The Rules of Good Preparation (NBP) of radiopharmaceuticals for nuclear medicine are published in the Italian Gazzetta Ufficiale n° 168 del 21 Luglio 2005”, as Supplement I to the XI edition of the Pharmacopoeia of the Italian Republic and entered into force in July 2011.
They apply to all preparations of radiopharmaceuticals that are used for purposes of diagnosis or treatment. The Nuclear Medicine Departments, where synthesis and/or preparation of radiopharmaceuticals occurs, must therefore ensure the implementation and maintenance of a system in which all stages of the preparation of radiopharmaceuticals are controlled and created in response to the quality requirements required by the standard .

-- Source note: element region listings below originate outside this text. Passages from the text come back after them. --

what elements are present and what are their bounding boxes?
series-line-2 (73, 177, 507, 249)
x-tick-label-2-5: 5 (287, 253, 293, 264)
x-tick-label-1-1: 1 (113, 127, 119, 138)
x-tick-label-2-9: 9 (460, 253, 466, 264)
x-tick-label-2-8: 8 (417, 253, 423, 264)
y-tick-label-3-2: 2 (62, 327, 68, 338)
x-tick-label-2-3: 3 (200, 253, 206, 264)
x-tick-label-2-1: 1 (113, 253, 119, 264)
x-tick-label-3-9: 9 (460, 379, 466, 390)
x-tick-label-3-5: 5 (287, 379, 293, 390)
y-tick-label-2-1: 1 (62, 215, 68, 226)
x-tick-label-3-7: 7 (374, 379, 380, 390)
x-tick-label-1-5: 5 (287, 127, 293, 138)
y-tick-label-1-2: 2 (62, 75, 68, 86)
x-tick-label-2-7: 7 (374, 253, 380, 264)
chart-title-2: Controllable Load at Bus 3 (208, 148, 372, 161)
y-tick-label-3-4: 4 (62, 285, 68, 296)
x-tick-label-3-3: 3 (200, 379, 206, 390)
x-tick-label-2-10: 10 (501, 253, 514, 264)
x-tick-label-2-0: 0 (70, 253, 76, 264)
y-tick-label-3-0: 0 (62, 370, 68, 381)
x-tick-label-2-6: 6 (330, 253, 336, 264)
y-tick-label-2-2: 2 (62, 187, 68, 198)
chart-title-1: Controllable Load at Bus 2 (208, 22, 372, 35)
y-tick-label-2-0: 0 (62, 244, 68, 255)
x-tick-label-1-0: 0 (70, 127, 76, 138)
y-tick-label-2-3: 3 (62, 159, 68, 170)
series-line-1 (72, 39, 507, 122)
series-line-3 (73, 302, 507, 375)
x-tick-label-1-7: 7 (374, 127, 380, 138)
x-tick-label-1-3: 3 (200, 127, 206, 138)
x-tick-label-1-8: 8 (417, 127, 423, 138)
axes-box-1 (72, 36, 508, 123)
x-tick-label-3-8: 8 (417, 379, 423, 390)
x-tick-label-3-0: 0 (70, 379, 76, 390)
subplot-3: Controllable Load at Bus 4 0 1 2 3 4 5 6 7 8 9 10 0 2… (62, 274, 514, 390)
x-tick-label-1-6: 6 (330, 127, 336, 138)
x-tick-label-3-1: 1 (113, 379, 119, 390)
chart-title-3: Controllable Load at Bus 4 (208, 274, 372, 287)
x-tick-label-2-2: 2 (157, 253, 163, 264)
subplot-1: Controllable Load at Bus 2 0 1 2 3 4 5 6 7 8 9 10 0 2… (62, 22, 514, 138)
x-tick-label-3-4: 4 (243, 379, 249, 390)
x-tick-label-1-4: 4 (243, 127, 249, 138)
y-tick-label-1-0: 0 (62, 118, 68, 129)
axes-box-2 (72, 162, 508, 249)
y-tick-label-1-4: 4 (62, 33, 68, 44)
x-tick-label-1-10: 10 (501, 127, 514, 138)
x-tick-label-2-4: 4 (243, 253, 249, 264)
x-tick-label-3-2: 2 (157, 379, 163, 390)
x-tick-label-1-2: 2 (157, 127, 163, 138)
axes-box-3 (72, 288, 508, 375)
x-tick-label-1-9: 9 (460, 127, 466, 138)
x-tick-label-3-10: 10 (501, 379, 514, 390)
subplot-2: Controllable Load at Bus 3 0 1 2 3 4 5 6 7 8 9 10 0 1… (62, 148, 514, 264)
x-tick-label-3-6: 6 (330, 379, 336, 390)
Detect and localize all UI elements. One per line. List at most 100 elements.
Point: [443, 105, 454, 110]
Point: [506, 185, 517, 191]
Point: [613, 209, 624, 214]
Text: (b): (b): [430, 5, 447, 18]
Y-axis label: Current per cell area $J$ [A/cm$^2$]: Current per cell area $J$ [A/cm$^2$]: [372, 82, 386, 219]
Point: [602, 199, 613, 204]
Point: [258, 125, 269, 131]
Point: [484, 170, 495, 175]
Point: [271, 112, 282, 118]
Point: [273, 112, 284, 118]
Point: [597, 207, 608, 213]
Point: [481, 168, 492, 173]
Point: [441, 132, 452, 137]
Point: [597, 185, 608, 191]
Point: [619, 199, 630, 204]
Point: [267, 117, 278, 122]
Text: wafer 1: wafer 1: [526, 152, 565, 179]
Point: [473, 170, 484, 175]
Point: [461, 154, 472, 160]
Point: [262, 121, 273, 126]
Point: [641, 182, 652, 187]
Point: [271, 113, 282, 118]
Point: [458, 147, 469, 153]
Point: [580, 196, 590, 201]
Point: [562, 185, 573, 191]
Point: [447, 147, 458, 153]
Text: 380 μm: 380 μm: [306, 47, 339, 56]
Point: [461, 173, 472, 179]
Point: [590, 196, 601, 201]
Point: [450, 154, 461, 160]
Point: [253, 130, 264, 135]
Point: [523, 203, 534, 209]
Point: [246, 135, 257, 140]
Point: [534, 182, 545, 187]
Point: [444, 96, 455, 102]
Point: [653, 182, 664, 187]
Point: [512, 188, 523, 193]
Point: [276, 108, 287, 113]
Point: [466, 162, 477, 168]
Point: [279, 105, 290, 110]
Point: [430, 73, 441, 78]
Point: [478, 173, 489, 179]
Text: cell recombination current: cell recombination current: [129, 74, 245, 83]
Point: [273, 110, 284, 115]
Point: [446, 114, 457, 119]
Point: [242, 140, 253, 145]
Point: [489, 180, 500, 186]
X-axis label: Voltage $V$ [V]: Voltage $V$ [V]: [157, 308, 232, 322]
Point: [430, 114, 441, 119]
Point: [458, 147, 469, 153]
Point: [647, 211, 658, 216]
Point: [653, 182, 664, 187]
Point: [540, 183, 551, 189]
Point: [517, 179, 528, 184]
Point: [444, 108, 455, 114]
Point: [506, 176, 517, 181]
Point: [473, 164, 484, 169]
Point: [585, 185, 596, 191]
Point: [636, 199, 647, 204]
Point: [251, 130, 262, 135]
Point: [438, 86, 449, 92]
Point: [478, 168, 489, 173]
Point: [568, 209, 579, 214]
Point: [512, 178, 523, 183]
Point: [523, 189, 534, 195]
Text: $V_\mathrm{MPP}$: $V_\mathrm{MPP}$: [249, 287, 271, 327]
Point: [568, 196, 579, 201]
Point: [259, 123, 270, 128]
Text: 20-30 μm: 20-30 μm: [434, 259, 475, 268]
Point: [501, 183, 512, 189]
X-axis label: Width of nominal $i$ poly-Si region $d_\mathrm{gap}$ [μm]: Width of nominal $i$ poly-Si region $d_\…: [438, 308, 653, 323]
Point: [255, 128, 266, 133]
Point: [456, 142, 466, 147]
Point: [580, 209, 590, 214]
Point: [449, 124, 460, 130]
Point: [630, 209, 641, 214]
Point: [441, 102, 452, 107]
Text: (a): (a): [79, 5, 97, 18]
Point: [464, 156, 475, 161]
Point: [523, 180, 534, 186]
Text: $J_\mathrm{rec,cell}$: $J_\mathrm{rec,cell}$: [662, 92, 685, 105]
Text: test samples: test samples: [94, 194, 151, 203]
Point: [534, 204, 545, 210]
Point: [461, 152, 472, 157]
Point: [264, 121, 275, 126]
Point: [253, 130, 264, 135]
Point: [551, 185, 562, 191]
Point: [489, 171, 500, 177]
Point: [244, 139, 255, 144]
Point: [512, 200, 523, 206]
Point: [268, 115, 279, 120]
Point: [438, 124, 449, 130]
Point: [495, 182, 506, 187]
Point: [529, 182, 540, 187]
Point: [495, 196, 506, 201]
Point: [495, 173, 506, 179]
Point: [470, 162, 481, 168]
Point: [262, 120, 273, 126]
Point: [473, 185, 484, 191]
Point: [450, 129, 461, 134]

In the introduction (General Considerations) of the rules of good preparation of radiopharmaceuticals for nuclear medicine, it is reported that “Radiopharmaceuticals are drugs and therefore must meet the requirements of quality, safety and efficacy. The quality imperative for the safety and efficacy must be ensured by a system of quality assurance that yields consistently a product which conforms to predetermined specifications. ”
The offered training courses are designed to address the requirements for the establishment and maintenance of an appropriate system of Quality Assurance through regulatory insights, practical examples and case studies. Examples of covered topics are:
- Tools of the Quality Assurance System, with emphasis on:
- Document management standards
- Management of Changes
- Management of non-compliance
- Management of the instrumentation
- Materials management and supplier qualification
- Approach to the qualification and validation of equipment and environments.
- Maintenance of classified environments through the use of dedicated tools and materials.
- Risk assessment in microbiological validation of classified environments.
- Insulation technology and management of an insulator.
- Validation of aseptic processes: media fill tests.